En nous donnant à explorer en nous ces facettes de notre personnalité, le mythe nous donne l’opportunité de nous remettre en question, de dominer nos passions plutôt que nous nous laisser conduire par elle, d’agir en êtres conscients, à même de dominer leur nature.

Les mythes que notre parcours initiatique nous offre à découvrir ont pour objectif de nous libérer de nos peurs irraisonnées et absurdes, de nous rapprocher ainsi de l’harmonie du cosmos et par là, de nous permettre de parvenir à la Connaissance et à la sagesse. Par leur universalité, les mythes transcendent les particularismes clivants.
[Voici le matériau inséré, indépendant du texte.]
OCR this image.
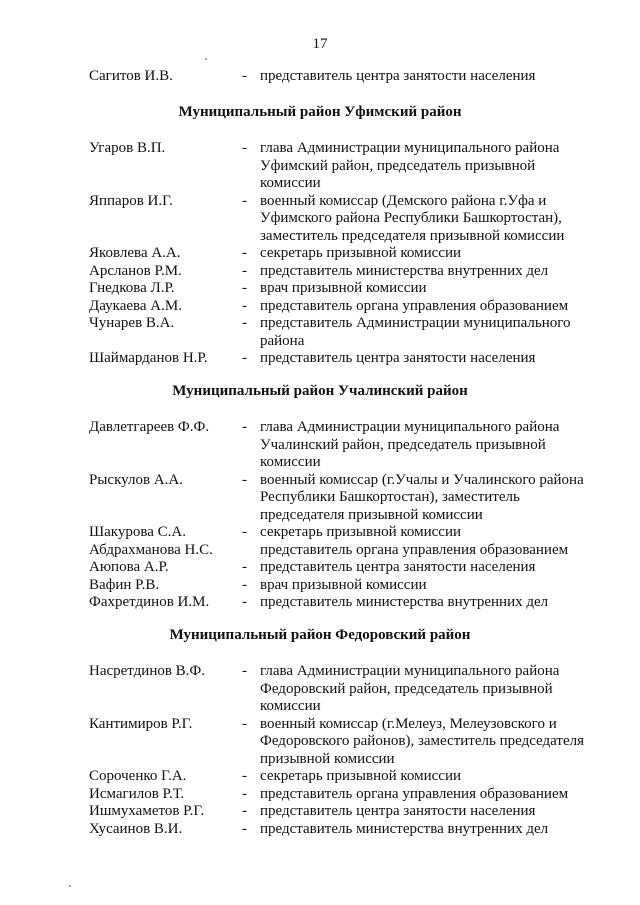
17
Сагитов И.В.	- представитель центра занятости населения
Муниципальный район Уфимский район
Угаров В.П.	- глава Администрации муниципального района
Уфимский район, председатель призывной
комиссии
Яппаров И.Г.	- военный комиссар (Демского района г.Уфа и
Уфимского района Республики Башкортостан),
заместитель председателя призывной комиссии
Яковлева А.А.	- секретарь призывной комиссии
Арсланов Р.М.	- представитель министерства внутренних дел
Гнедкова Л.Р.	- врач призывной комиссии
Даукаева А.М.	- представитель органа управления образованием
Чунарев В.А.	- представитель Администрации муниципального
района
Шаймарданов Н.Р. - представитель центра занятости населения
Муниципальный район Учалинский район
Давлетгареев Ф.Ф. - глава Администрации муниципального района
Учалинский район, председатель призывной
комиссии
Рыскулов А.А.	- военный комиссар (г.Учалы и Учалинского района
Республики Башкортостан), заместитель
председателя призывной комиссии
Шакурова С.А.	- секретарь призывной комиссии
Абдрахманова Н.С.	представитель органа управления образованием
Аюпова А.Р.	- представитель центра занятости населения
Вафин Р.В.	- врач призывной комиссии
Фахретдинов И.М. - представитель министерства внутренних дел
Муниципальный район Федоровский район
Насретдинов В.Ф. - глава Администрации муниципального района
Федоровский район, председатель призывной
комиссии
Кантимиров Р.Г.	- военный комиссар (г.Мелеуз, Мелеузовского и
Федоровского районов), заместитель председателя
призывной комиссии
Сороченко Г.А.	- секретарь призывной комиссии
Исмагилов Р.Т.	- представитель органа управления образованием
Ишмухаметов Р.Г.	- представитель центра занятости населения
Хусаинов В.И.	- представитель министерства внутренних дел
Ils concourent ainsi à permettre à la Franc-maçonnerie de rassembler ce qui est épars et d’être authentiquement Centre d’Union.

Je terminerai par un dernier constat, peut-être le plus important dans ses implications pour l’avenir de notre Ordre : quoique fortement ancrée dans la tradition, organisée autour de rituels qui peuvent sembler obsolètes et surannés, la Franc-Maçonnerie s’inscrit indiscutablement dans le progrès et la modernité dès lors qu’elle offre à des hommes d’aujourd’hui le moyen de travailler à de meilleurs lendemains.

Or il est clair que les outils de la rationalité et de la science à eux seuls se révèlent impuissants à construire cette humanité meilleure et plus éclairée. Comme l’écrivent Baudoin Decharneux et Luc Nefontaine : « La raison, sans doute le mythe fondateur de la pensée occidentale et de notre modernité, connaît aujourd'hui une crise sans précédent. L'affirmation des progrès libérateurs de la science ou la proclamation de lendemains chantants laissent place à un désarroi auquel on associe volontiers la notion de désenchantement ».

Il faut donc compléter ce qu’apporte le progrès des sciences et des techniques, remettre l’humain et sa dimension spirituelle autant que matérielle au centre de nos préoccupations et de nos efforts, en un mot, ré-enchanter le monde.

C’est ce à quoi travaillent les Francs-Maçons, grâce à l’impulsion et au support que leur apportent les mythes.

Indispensable, fondamentale, la présence des mythes est permanente dans la vie du Franc-Maçon, de la cérémonie d’initiation à chacun des temps importants de nos tenues, quel qu’en soit le degré. Ce sont eux qui, dans le temps et l’espace sacré de nos Temples, nous permettent d’élever nos cœurs en fraternité et de tourner nos regards vers la Lumière.